“Fly! fly!” cried Paul, “or we’re lost! It’s the English! They’ve burned all the settlement, and seized the people! They are carrying them away to another country as slaves! Father and mother are gone! I was a little late at the place, and managed to escape. But fly! fly! for they are scouring the country, and if they see us, we are lost!”

At this frightful intelligence Pierre’s first impulse was to join his father and mother, and suffer with them; but the impulse passed away, and the thought of the horrors of slavery and exile deterred him. Flight was now his only thought—flight instant and immediate. The boat’s head was turned, and Pierre now sought the bay as eagerly as a short time before he had sought the shore.

And now, as Pierre retraced his course, he soon perceived that he was discovered. Over the marshes a number of men came running. They were dressed in red coats, and by this, even when far away, they could easily be recognized as English soldiers. They gesticulated wildly towards him, and finally, on reaching the bank of the river, they discharged their muskets at the boat. But by that time the fugitives had passed beyond their reach, and the shots, though fast and furious, did no damage, but only urged them on to swifter flight, if possible; and to accomplish this, the two brothers seized the oars, and sought by rowing to make greater speed.

The pursuers stood for a time as though baffled, and then hurried away back to the rising ground.

“They’ll pursue us,” said Paul, gloomily.

“O, no,” said Pierre.

“They’ll pursue us,” said Paul once more, obstinately; “you don’t know their malignity. They will not let one of us escape. They have gone for a boat.”

Pierre said nothing. After what had occurred, how could he hope for any forbearance on the part of his enemies?

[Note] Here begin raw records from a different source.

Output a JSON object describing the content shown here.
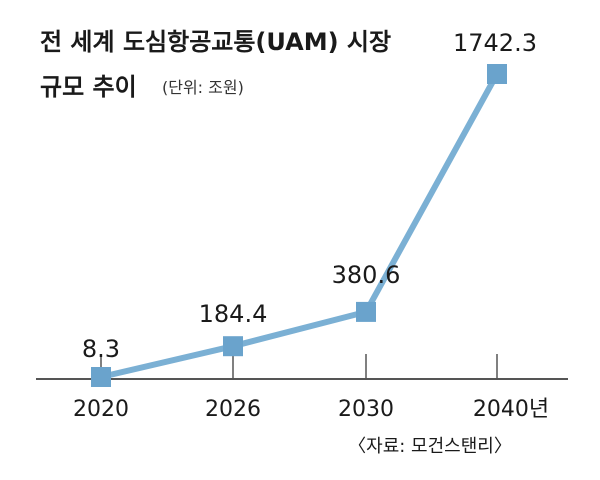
{
  "chart_data": {
    "type": "line",
    "title_line1": "전 세계 도심항공교통(UAM) 시장",
    "title_line2": "규모 추이",
    "unit": "(단위: 조원)",
    "categories": [
      "2020",
      "2026",
      "2030",
      "2040년"
    ],
    "values": [
      8.3,
      184.4,
      380.6,
      1742.3
    ],
    "value_labels": [
      "8.3",
      "184.4",
      "380.6",
      "1742.3"
    ],
    "source": "〈자료: 모건스탠리〉",
    "ylim": [
      0,
      1742.3
    ],
    "grid": false,
    "colors": {
      "line": "#7bb0d4",
      "marker": "#6aa3cc",
      "axis": "#555555",
      "text": "#1a1a1a"
    }
  }
}
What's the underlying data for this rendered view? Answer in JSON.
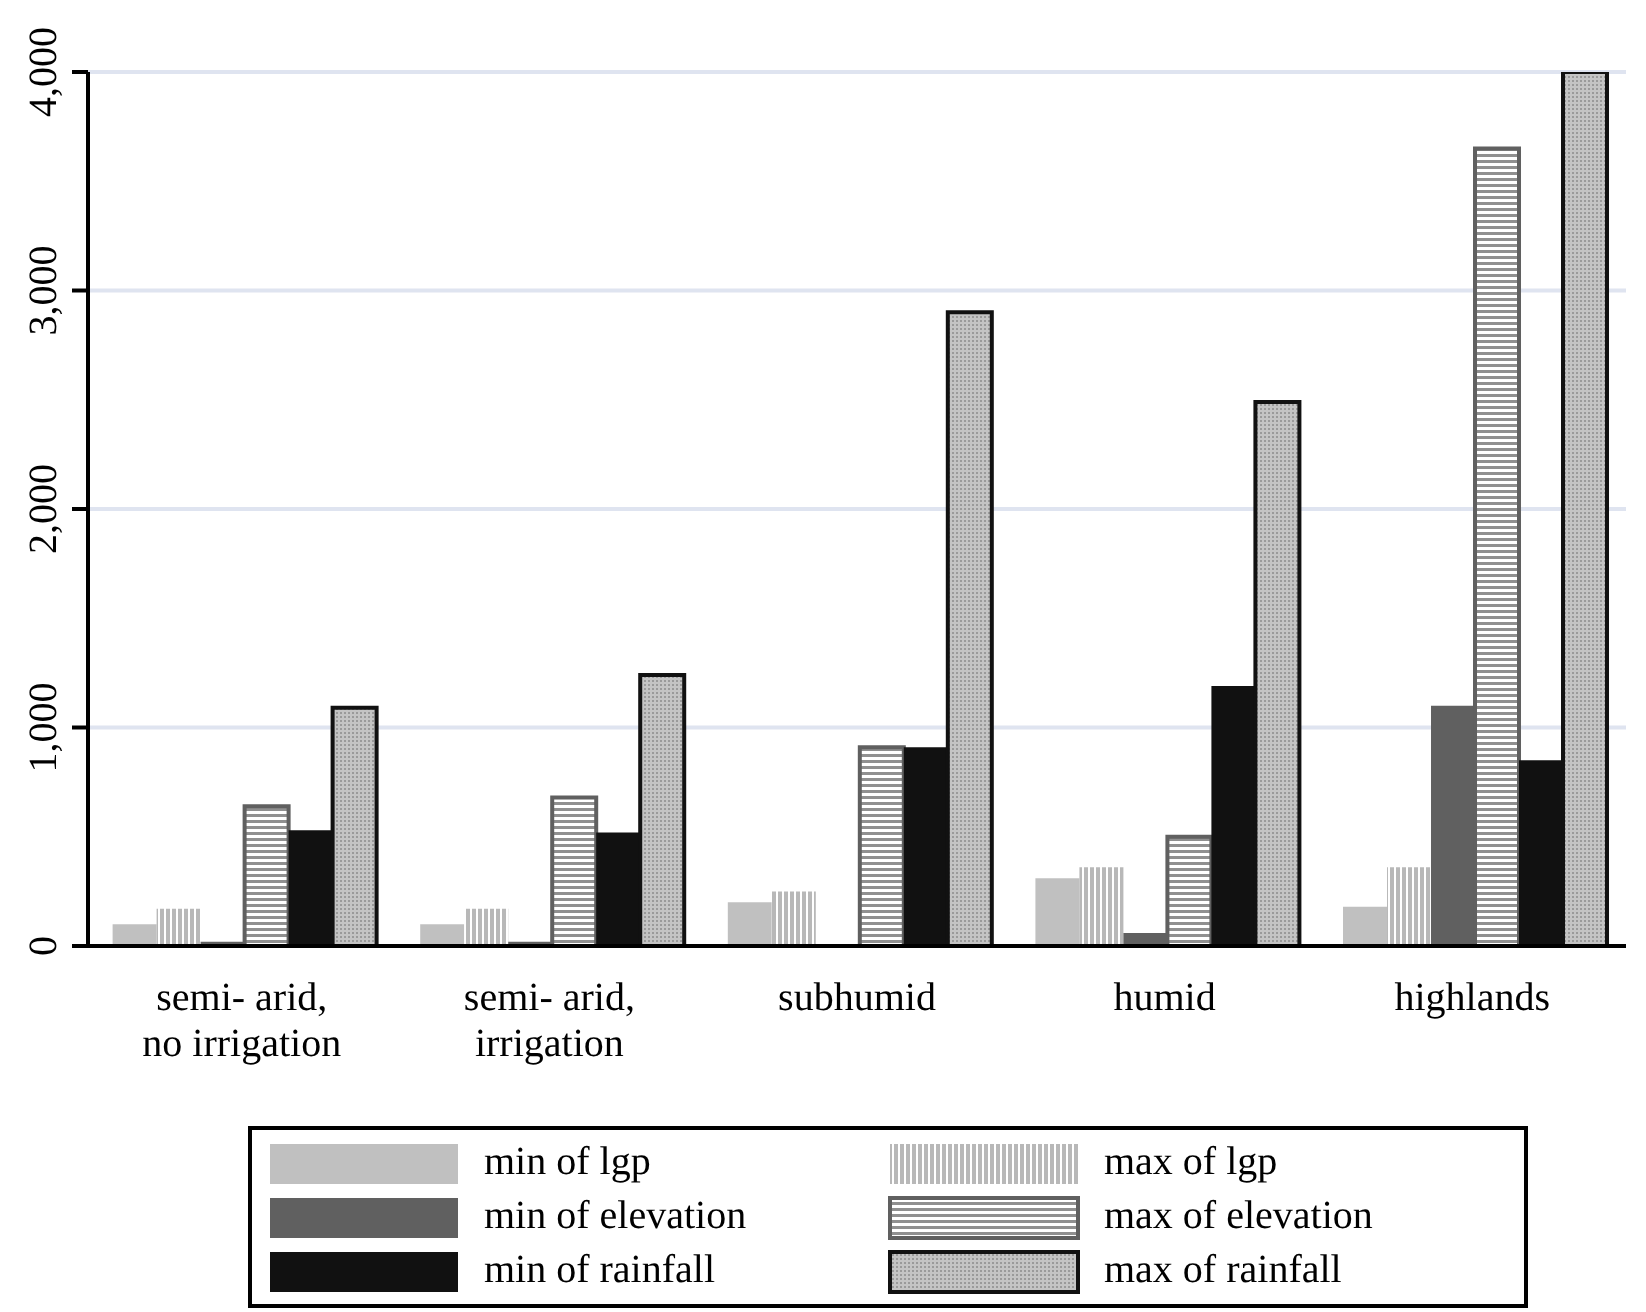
{
  "chart_data": {
    "type": "bar",
    "categories": [
      "semi- arid, no irrigation",
      "semi- arid, irrigation",
      "subhumid",
      "humid",
      "highlands"
    ],
    "series": [
      {
        "name": "min of lgp",
        "color": "#c0c0c0",
        "values": [
          100,
          100,
          200,
          310,
          180
        ]
      },
      {
        "name": "max of lgp",
        "color": "#b8b8b8",
        "values": [
          170,
          170,
          250,
          360,
          360
        ]
      },
      {
        "name": "min of elevation",
        "color": "#606060",
        "values": [
          20,
          20,
          0,
          60,
          1100
        ]
      },
      {
        "name": "max of elevation",
        "color": "#606060",
        "values": [
          640,
          680,
          910,
          500,
          3650
        ]
      },
      {
        "name": "min of rainfall",
        "color": "#111111",
        "values": [
          530,
          520,
          910,
          1190,
          850
        ]
      },
      {
        "name": "max of rainfall",
        "color": "#111111",
        "values": [
          1090,
          1240,
          2900,
          2490,
          4000
        ]
      }
    ],
    "ylim": [
      0,
      4000
    ],
    "yticks": [
      {
        "value": 0,
        "label": "0"
      },
      {
        "value": 1000,
        "label": "1,000"
      },
      {
        "value": 2000,
        "label": "2,000"
      },
      {
        "value": 3000,
        "label": "3,000"
      },
      {
        "value": 4000,
        "label": "4,000"
      }
    ],
    "grid": "y",
    "legend": "bottom"
  }
}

There, as he sat rowing, appeared full before him the blackened fields of his father’s farm, the gaunt chimney that rose above the ruins of the house where he was born.

For some time the two brothers pulled at the oars, with their eyes fixed upon the desolated shore, speaking not a word, for the hearts of both were too full. Pierre did not seek as yet to know the particulars of the dread tragedy whose results Paul had already stated, nor did Paul care to say anything more about an event upon which he scarcely dared to think; so both pulled on in silence, until at length a cry from Paul startled his brother.

“They have a boat! They are chasing us;” he cried. “They are coming out of the creek!”